Halaman

Kamis, 05 Juni 2014

BULAN MADU DI ATAS BANGKAI

Beranda » Berita » Opini
Rabu, 11/12/2002 08:43

Sedang terjadi perpaduan antara hukum dan politik. Bukan siapa mengalahkan siapa, bukan mana yang kuat dan mana yang sekarat, bukan seperti antara ayam atau telur mana yang lebih jagoan. Di mana ayam bisa menghasilkan telur dan telur bisa dijadikan ayam. Bukan pula seperti skala prioritas hukum dulu baru politik belakangan, atau sebaliknya politik duluan baru hukum ditinggal lari. Hasil perpaduannya, bukan semacam konspirasi utawa tenggang rasa atau arisan bagi kekuasaan.

Kalau boleh disinyalir terdapat perimbangan, yaitu kalau politik tanpa hukum hanya akan menghadirkan tirani, melahirkan rezim dan memakmurkan oknum-oknum. Sedangkan kalau hukum tanpa politik terkadang dirasa mandul atau sesekali dianggap tumpul, atau pada skala rakyat dirasa hambar atau bahkan menelorkan hukum rimba. Politik bukan diartikan sebagai partai politik, selama ini sering salah kaprah, asal duga dan buruk sangka. Tak kurang yang mengatakan ada benarnya, sebaiknya dan lihat-lihat dulu.

Pergerakan kebangsaan yang memang untuk kepentingan tanah air, seperti Boedi Oetomo 1908, sebagai cikal bakalnya diplomasi. Kalau sekarang berbagai pergerakan yang mengatasnamakan rakyat modusnya dengan melangkahi hukum. Gerakan politik masa kini dengan memformat demokrasi sebagai tameng dalam menghadapi lawan politiknya. Sodoran berbagai kemungkinan di atas, yang belum tentu benar, seberapa benar keterpaduan itu berjalan dengan sendirinya. Terpadu secara otomatis dan sinergis. Tanpa intervensi. Tanpa sentuhan tangan penguasa. Tanpa maksud bak udang di balik batu. Syarat dan kondisi takaran untuk menghasilkan keterpaduan yang saling menguntungkan harus dipenuhi secara optimal.

Kesimpulan, kalau memang benar hukum dan politik sedang main mata, maka akan terjadi pergeseran peradaban. Yang seharusnya jadi pengayom, pengayem malah menjadi monster. Khazanah hukum dan cabang ilmu hukum menjadi semakin berbelit. Jika keterpaduan sudah memuncak, mencapai klimaks maka politik akan mencampakkan hukum.

Menguasai politik berarti menguasai hukum. Jarang ditemukan menguasai hukum untuk menjalankan dan mengendalikan jalannya politik.

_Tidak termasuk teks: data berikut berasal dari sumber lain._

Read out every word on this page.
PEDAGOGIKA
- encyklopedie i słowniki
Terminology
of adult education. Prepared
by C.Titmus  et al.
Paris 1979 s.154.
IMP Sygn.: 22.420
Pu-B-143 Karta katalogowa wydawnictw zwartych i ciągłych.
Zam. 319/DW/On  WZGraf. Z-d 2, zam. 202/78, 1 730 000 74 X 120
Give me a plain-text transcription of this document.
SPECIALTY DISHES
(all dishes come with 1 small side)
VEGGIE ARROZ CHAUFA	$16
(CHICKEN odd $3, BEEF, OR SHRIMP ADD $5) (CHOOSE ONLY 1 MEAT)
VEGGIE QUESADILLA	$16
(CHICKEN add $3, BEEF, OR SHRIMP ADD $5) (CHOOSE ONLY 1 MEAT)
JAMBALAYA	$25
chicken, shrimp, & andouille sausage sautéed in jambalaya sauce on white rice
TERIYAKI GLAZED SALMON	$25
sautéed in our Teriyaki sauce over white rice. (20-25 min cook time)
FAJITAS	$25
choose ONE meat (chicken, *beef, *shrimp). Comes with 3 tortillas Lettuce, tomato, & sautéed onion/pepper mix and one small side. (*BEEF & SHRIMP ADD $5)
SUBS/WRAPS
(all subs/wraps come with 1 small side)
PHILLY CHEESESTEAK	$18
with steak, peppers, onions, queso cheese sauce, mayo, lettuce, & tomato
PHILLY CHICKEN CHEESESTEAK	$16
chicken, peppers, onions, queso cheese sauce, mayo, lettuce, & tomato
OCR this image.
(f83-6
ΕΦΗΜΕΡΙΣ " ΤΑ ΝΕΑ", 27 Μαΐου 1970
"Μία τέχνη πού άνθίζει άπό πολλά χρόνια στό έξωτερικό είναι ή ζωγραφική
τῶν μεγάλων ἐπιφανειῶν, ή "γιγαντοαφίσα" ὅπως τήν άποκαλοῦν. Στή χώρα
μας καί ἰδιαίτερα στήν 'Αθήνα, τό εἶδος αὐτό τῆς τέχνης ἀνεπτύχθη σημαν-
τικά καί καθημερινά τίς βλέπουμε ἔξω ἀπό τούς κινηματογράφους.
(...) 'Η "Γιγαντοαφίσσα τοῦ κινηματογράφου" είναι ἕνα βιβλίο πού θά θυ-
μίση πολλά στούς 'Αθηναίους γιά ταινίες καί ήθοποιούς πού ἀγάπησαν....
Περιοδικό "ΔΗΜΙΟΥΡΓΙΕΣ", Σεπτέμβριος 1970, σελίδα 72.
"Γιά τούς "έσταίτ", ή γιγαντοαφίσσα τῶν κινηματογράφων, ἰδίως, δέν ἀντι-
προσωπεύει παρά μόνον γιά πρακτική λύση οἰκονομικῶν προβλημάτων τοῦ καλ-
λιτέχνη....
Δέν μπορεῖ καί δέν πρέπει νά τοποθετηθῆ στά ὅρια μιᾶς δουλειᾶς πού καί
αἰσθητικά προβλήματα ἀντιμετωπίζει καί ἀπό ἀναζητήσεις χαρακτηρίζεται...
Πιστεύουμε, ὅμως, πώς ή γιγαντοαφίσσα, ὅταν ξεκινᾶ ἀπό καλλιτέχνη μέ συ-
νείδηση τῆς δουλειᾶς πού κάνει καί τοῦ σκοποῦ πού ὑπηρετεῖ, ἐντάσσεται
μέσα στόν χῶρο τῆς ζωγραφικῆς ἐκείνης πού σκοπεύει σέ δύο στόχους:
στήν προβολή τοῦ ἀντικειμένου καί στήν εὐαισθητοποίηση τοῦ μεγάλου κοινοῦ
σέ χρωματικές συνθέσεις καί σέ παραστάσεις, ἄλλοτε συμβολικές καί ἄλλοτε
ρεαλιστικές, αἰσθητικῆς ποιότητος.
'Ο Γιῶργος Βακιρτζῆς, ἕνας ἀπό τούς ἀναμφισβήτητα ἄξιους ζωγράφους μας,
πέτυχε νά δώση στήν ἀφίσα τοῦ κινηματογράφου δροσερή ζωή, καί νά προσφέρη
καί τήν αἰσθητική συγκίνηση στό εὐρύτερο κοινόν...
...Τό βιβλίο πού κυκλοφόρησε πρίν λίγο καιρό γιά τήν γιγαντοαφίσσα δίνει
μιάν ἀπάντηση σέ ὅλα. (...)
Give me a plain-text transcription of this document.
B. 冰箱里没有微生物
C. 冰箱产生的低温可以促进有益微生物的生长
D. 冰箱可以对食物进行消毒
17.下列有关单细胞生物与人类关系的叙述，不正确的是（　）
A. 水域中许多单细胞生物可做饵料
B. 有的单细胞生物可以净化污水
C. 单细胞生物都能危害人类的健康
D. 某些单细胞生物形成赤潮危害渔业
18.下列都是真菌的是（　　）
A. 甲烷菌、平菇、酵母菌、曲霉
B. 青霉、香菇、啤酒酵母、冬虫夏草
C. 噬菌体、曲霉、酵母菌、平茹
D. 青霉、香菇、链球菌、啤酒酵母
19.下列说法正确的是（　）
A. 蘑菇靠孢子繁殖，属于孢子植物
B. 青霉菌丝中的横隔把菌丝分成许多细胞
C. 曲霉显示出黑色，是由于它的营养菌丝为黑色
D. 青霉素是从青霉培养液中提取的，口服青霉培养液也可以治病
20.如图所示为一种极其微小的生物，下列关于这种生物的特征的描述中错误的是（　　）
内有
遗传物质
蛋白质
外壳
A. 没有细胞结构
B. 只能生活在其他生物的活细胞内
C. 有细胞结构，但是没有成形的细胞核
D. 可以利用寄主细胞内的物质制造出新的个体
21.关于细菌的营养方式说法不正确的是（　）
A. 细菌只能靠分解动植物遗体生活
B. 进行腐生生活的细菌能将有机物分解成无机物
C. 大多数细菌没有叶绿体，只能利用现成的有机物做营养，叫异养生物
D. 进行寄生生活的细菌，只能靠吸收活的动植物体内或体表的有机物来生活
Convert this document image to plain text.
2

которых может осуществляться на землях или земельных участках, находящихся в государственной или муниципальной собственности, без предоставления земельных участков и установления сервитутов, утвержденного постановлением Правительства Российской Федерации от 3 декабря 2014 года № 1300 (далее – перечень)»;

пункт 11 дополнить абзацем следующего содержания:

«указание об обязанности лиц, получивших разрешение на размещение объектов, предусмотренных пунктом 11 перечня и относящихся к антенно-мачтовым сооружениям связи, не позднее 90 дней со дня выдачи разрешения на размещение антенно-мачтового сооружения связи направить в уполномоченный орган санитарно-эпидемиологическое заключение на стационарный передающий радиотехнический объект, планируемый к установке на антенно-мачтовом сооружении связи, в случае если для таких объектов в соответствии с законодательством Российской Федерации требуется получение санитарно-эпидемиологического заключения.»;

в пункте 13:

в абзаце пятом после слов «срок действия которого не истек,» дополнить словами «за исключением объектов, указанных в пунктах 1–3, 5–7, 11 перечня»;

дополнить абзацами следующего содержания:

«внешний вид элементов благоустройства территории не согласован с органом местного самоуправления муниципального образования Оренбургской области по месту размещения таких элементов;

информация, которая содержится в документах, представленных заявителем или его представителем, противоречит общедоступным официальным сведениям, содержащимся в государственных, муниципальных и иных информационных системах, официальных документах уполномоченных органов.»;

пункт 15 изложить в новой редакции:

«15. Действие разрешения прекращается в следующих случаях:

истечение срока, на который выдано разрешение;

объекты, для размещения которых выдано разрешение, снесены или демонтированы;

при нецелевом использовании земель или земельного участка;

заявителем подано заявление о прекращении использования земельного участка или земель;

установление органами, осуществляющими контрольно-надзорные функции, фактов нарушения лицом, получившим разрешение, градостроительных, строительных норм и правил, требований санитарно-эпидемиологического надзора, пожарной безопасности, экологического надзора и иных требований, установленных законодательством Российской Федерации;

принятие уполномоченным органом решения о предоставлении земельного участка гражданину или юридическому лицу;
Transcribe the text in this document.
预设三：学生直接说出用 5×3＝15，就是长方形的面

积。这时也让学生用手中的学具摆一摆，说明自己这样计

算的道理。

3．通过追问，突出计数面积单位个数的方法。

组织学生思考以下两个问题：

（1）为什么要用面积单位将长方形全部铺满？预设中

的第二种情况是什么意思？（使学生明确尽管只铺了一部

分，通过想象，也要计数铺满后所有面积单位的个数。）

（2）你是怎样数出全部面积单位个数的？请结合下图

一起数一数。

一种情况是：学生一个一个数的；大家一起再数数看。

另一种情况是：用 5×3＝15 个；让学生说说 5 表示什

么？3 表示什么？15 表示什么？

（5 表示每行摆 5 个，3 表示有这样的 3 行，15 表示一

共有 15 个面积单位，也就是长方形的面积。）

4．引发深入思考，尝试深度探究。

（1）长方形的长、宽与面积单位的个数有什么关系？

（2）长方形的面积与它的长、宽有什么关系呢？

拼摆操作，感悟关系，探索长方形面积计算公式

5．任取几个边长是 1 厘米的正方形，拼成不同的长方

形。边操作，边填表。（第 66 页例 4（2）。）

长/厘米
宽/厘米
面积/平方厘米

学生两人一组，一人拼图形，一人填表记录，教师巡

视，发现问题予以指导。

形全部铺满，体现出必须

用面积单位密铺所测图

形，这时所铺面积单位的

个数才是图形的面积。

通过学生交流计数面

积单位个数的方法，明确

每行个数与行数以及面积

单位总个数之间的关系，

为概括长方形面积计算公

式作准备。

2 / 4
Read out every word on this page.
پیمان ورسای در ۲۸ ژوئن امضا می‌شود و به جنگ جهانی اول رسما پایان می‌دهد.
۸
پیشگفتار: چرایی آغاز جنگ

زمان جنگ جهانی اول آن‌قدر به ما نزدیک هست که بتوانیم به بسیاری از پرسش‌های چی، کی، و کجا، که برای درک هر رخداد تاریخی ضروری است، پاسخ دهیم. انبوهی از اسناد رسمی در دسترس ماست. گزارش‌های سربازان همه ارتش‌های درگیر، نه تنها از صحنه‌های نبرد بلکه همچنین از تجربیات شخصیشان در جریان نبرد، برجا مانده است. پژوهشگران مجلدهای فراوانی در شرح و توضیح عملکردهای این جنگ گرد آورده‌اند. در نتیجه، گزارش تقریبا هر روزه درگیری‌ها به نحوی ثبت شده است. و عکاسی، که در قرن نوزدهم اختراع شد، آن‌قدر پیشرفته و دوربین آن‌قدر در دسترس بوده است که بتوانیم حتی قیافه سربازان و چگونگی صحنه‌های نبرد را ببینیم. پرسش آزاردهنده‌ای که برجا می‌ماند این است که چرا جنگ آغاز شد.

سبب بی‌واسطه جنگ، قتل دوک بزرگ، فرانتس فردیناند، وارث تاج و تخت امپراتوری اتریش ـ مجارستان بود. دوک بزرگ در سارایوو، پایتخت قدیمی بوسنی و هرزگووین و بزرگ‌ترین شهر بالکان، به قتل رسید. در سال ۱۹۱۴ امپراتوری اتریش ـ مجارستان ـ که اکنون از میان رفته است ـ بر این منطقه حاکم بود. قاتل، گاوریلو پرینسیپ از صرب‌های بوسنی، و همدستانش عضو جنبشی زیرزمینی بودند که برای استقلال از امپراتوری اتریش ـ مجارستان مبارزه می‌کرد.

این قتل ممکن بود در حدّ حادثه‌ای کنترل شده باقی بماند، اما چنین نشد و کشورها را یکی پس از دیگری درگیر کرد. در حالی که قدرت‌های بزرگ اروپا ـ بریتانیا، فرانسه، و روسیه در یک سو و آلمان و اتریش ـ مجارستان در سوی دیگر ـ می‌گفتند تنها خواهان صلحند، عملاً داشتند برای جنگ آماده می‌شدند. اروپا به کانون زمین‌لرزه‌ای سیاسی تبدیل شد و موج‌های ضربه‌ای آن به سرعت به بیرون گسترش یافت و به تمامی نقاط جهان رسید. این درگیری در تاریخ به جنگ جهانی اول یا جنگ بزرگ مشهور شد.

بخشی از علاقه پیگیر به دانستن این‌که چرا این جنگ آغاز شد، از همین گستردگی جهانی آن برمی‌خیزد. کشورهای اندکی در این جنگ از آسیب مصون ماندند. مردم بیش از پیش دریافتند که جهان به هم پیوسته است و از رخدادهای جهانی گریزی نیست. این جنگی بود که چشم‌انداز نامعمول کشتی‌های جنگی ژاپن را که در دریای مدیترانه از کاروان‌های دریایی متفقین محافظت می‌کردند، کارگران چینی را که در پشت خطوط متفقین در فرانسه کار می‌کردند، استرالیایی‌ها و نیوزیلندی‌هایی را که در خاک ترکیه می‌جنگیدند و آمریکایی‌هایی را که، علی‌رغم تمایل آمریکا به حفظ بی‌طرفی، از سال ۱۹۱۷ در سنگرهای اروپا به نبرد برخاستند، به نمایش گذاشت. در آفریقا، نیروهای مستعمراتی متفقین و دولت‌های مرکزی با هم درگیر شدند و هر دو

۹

Sering terjadi menguasai politik untuk menyetir dan meninabobokan hukum. Bangsa dan rakyat kita secara politis dan hukum gampang dininabobokan oleh buaian yang dihembuskan melalui janji-janji. Mudah merasa puas atas hasil yang dicapainya, sehingga esok hari menjadi terlupakan. Dalam skala politik, banyak orang yang tak pernah merasa puas atas apa yang telah diperolehnya. Ketidakpuasan ini menjelma menjadi upaya untuk mempolitisir semua urusan berbangsa, bernegara bahkan urusan beragama pun tak luput dari cengkeramannya.

Kondisi yang dicapai bahwa mereka sendiri sudah tidak bisa mengetahui apakah langkah politiknya benar atau tidak, sudah tidak bisa membedakan mana yang benar dan mana yang tidak benar. Tidak ada batas tegasnya. Perhelatan panggung politik dalam rangkaian pesta demokrasi kian marak, masing-masing aktor akan tampil habis-habisan. Aktor karbitan tak kurang galaknya ingin menguasai panggung. Agar tak demam panggung mereka uji coba jamu anti kalah. Secara latah mereka mengkonsumsi zat anti bodi alias anti kemapanan, sebagi salah satu ciri perpolitikan di zaman Orba. (hn).